The most notable of these knight moves occurs halfway through the text, when Di Filippo challenges his fellow authors to start "MESSIN' WITH THE CODE." He declares it "every honest writer's responsibility" to utilize "puns, rebuses, riddles, ciphers, enigmas, puzzles, distractions, red-herrings, sleight-of-hand, anagrams, acrostics, skewed orthography (phunny spellink), KRaZy KApITAlIZatioN, unorthodox punc(tu...a)tion?!!, veiled hints, parody, cryptic allusions, said-bookisms (he ejaculated), authorial interjections (see what I mean?), repetitious catch-phrases, the mixture of different modes such as poetry and prose, and the conflation of reality and fantasy. ... If you're really daring, you can even fool with the Metastatements that govern Messing!" (He omits here, but indulges everywhere, in alchemical alliterations.) Di Filippo then consigns all conventional texts to the "LAND OF DEAD GENRES," where they will drift dispiritedly into entropy. It's funny and, of course, in deadly earnest.

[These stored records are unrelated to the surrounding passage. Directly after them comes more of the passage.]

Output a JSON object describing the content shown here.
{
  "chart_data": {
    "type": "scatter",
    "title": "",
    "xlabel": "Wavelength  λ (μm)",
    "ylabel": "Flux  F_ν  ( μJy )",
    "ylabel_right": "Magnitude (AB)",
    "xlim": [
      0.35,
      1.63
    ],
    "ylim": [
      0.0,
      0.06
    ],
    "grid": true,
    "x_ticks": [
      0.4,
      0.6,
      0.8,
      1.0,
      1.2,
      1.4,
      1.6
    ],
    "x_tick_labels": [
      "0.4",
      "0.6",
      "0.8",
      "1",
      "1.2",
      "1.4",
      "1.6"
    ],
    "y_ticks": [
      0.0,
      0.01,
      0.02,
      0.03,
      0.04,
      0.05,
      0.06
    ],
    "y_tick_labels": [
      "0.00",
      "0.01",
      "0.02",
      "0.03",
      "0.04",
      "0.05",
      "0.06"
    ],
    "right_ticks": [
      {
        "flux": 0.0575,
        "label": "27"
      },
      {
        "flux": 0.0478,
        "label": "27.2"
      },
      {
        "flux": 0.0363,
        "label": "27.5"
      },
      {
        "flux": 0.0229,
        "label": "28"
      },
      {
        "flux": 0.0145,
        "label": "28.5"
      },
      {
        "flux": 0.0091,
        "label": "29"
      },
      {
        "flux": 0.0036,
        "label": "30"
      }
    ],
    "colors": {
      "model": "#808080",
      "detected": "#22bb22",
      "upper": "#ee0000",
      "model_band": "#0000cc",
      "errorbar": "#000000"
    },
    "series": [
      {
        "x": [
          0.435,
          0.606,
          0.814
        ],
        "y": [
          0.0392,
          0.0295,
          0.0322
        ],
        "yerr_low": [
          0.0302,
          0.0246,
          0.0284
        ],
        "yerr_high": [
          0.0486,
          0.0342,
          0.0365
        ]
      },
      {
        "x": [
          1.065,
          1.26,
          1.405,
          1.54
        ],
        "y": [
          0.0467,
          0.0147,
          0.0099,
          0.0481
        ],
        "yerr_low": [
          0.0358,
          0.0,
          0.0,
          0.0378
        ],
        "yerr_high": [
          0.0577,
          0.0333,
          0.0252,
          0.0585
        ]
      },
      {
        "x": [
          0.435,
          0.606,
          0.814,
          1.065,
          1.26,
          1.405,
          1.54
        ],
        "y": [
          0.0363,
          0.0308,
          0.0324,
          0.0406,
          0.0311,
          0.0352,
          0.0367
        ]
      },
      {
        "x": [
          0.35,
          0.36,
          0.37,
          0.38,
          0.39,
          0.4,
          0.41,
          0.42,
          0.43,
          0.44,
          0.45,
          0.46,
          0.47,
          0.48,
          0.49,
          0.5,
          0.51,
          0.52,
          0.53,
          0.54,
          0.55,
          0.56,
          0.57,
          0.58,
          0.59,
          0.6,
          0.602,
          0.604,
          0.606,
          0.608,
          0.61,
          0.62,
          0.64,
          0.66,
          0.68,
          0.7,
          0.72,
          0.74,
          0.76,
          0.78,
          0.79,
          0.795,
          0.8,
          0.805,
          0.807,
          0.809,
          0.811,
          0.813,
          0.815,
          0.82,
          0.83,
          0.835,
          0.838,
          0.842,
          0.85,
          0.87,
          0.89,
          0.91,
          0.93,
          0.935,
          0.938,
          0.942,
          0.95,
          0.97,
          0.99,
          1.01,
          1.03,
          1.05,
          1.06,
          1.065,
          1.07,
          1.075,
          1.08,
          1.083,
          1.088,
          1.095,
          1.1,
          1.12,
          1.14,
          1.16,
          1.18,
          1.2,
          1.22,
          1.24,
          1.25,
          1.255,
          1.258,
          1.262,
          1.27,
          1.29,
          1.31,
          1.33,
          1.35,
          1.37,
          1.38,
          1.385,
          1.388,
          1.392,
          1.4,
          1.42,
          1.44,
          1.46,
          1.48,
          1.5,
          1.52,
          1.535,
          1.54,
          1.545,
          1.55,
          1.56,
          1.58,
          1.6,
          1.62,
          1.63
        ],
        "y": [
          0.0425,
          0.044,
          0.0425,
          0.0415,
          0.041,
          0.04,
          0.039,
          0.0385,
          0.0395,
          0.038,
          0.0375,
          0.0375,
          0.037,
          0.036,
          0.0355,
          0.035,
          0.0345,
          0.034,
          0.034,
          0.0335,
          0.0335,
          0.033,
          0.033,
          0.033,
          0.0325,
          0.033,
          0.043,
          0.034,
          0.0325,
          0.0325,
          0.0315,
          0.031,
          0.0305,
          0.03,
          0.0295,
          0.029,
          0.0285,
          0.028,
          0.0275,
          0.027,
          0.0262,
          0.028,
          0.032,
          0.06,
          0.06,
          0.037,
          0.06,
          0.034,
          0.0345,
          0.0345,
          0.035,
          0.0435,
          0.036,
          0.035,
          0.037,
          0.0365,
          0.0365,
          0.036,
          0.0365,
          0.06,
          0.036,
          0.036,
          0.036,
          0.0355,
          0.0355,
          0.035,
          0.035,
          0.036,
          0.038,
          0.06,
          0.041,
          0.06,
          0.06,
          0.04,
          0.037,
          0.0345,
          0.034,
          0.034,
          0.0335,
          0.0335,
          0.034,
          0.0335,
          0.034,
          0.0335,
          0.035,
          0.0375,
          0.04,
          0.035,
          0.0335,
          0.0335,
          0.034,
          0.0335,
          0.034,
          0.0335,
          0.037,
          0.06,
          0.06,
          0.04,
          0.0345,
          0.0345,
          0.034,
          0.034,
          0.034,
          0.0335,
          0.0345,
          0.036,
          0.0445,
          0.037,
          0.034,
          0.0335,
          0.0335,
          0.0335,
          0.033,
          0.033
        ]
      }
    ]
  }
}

Who will meet his challenge? Will his novel persuade his SF colleagues to take some chances, to push and pummel their next text into unthinkable shapes? Of course not. Nor would we want a body of Di Filippo imitators. What will happen, of course, is that it will stand as a bizarre outcropping amid a flood of fantasy trilogies unaware that they are sloshing around a graveyard of dead genres, and Di Filippo will remain sans pareil.


Fiona Kelleghan is Librarian at the University of Miami, Florida. Her work has appeared in Science Fiction Studies and The New York Review of Science Fiction, and she is currently compiling bibliographies on the works of Alfred Bester, Mike Resnick, and Jonathan Lethem.